1. Take time to observe wild things. See how peaceful they are. Try to understand their world from a different perspective. Wonder at how a thousand birds can turn on a wing beat. Feel the remorse of blowing leaves heralding the call of Winter. There is no attempt here for control, only to be. Plants and animals connected. No hierarchy. We created that myth. Just exchanges, there a mouse becomes a coyote. A dragonfly eats a mosquito, the mosquito is a dragonfly. Think about those words we use to describe "wild" things: aggressive, dominant, competitive. Stop calling Nature names. Stop describing others in terms that describe us. We are the wild ones We are the rogues. We are the dangerous animals, the beasts that idolize: control, security and sameness.

2. Join a club that buys back wilderness or saves wilderness. A place you enter on a path, walking on your feet. The only vehicle allowed is a wheelchair.

3. Get your congressman to sponsor a bill that increases wilderness in your State. Shoot for 12% like they achieved in British Columbia.

4. Grow a garden of wild things and start eating them.

5. Join a garden club or a botanic garden. Help naturalists eliminate alien plants that are competing with our endemic flora. Support and participate in efforts of conservation and restoration.

 6. Use your parks, beaches. Seek legislation that supports our National Parks, helps them expand, but does not pave them over and turn them into concession stands.

7. Buy your groceries from locals. Encourage them to practice organic gardening. Discourage the use of the term sustainable as in sustainable agriculture: at the present rate of human growth nothing is sustainable this is our deluding myth.

8. Cut your trips to the Mall in half. Shoot for only one trip a month.

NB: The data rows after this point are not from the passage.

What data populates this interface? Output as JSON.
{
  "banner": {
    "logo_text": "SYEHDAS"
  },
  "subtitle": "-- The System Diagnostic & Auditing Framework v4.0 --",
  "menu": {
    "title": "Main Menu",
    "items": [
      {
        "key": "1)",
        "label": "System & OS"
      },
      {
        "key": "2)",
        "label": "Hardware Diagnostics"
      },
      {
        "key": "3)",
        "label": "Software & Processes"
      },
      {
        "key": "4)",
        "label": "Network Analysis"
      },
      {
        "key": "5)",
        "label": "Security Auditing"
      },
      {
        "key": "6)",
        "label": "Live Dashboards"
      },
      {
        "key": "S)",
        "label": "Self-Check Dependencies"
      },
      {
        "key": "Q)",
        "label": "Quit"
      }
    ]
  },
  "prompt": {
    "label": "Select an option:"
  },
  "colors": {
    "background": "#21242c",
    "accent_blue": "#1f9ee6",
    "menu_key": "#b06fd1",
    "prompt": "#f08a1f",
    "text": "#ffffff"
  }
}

9. Use your bike for short trips. Take walks everyday. Make your presence felt: those truly wild thugs, those rogue humans, those tyrants who sell drugs, rape and steal cannot withstand your presence.

10. Buy fine art and utilitarian tools and pots from local artisans. Reward those who simplify their lives and have a direct hand in what they do and who they are.

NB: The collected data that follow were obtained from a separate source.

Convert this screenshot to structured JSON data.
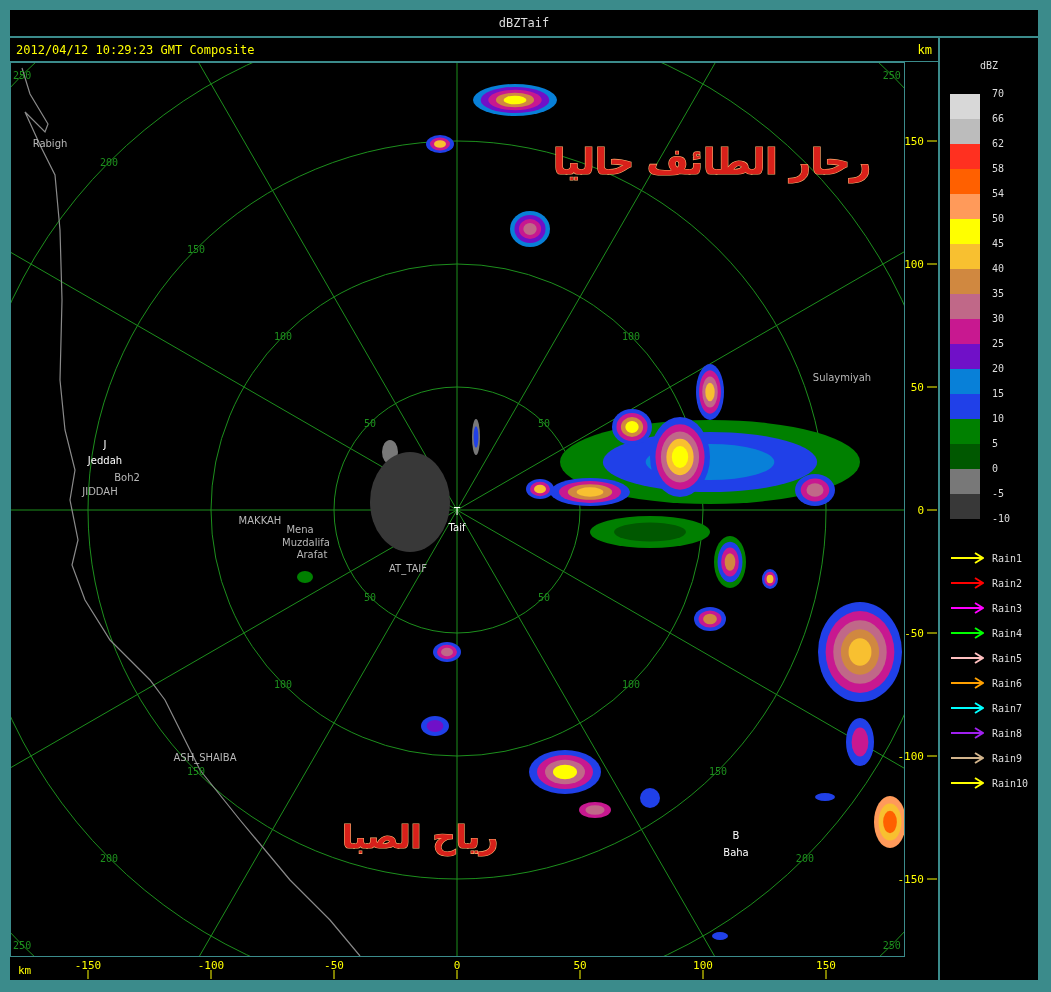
{
  "window": {
    "title": "dBZTaif"
  },
  "header": {
    "timestamp": "2012/04/12 10:29:23 GMT Composite",
    "unit": "km"
  },
  "plot": {
    "range_labels": [
      {
        "text": "250"
      },
      {
        "text": "200"
      },
      {
        "text": "150"
      },
      {
        "text": "100"
      },
      {
        "text": "50"
      },
      {
        "text": "50"
      },
      {
        "text": "100"
      },
      {
        "text": "250"
      },
      {
        "text": "50"
      },
      {
        "text": "100"
      },
      {
        "text": "150"
      },
      {
        "text": "200"
      },
      {
        "text": "250"
      },
      {
        "text": "50"
      },
      {
        "text": "100"
      },
      {
        "text": "150"
      },
      {
        "text": "200"
      },
      {
        "text": "250"
      }
    ],
    "places": [
      {
        "text": "Rabigh",
        "kind": "city"
      },
      {
        "text": "J",
        "kind": "radar"
      },
      {
        "text": "Jeddah",
        "kind": "radar"
      },
      {
        "text": "Boh2",
        "kind": "city"
      },
      {
        "text": "JIDDAH",
        "kind": "city"
      },
      {
        "text": "MAKKAH",
        "kind": "city"
      },
      {
        "text": "Mena",
        "kind": "city"
      },
      {
        "text": "Muzdalifa",
        "kind": "city"
      },
      {
        "text": "Arafat",
        "kind": "city"
      },
      {
        "text": "T",
        "kind": "radar"
      },
      {
        "text": "Taif",
        "kind": "radar"
      },
      {
        "text": "AT_TAIF",
        "kind": "city"
      },
      {
        "text": "Sulaymiyah",
        "kind": "city"
      },
      {
        "text": "ASH_SHAIBA",
        "kind": "city"
      },
      {
        "text": "B",
        "kind": "radar"
      },
      {
        "text": "Baha",
        "kind": "radar"
      }
    ],
    "annotations": [
      {
        "text": "رحار الطائف حاليا"
      },
      {
        "text": "رياح الصبا"
      }
    ]
  },
  "y_axis": {
    "ticks": [
      "150",
      "100",
      "50",
      "0",
      "-50",
      "-100",
      "-150"
    ]
  },
  "x_axis": {
    "unit": "km",
    "ticks": [
      "-150",
      "-100",
      "-50",
      "0",
      "50",
      "100",
      "150"
    ]
  },
  "legend": {
    "title": "dBZ",
    "labels": [
      "70",
      "66",
      "62",
      "58",
      "54",
      "50",
      "45",
      "40",
      "35",
      "30",
      "25",
      "20",
      "15",
      "10",
      "5",
      "0",
      "-5",
      "-10"
    ],
    "swatches": [
      {
        "color": "#d8d8d8"
      },
      {
        "color": "#bcbcbc"
      },
      {
        "color": "#ff3020"
      },
      {
        "color": "#ff6000"
      },
      {
        "color": "#ff9a5a"
      },
      {
        "color": "#ffff00"
      },
      {
        "color": "#f8c030"
      },
      {
        "color": "#d08840"
      },
      {
        "color": "#c06888"
      },
      {
        "color": "#c81890"
      },
      {
        "color": "#7010c8"
      },
      {
        "color": "#0880d8"
      },
      {
        "color": "#2040e8"
      },
      {
        "color": "#008000"
      },
      {
        "color": "#005800"
      },
      {
        "color": "#787878"
      },
      {
        "color": "#383838"
      }
    ],
    "tracks": [
      {
        "label": "Rain1",
        "color": "#ffff00"
      },
      {
        "label": "Rain2",
        "color": "#ff0000"
      },
      {
        "label": "Rain3",
        "color": "#ff00ff"
      },
      {
        "label": "Rain4",
        "color": "#00ff00"
      },
      {
        "label": "Rain5",
        "color": "#ffc0c0"
      },
      {
        "label": "Rain6",
        "color": "#ffa000"
      },
      {
        "label": "Rain7",
        "color": "#00ffff"
      },
      {
        "label": "Rain8",
        "color": "#a020f0"
      },
      {
        "label": "Rain9",
        "color": "#d2b48c"
      },
      {
        "label": "Rain10",
        "color": "#ffff00"
      }
    ]
  }
}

11. Buy whole foods, not manufactured foods...Stay away from energy rich (refined sugar, corn sugarts) snacks.

12. Don't cry wolf, grizzly or coyote. There is room for all us. If predators are a threat to us, it's because we have squeezed them out of the picture. They are terribly afraid of us, we can destroy them with a simple flick of a finger.

13. Stop trying to tame the wild, a domesticated world is a boring place.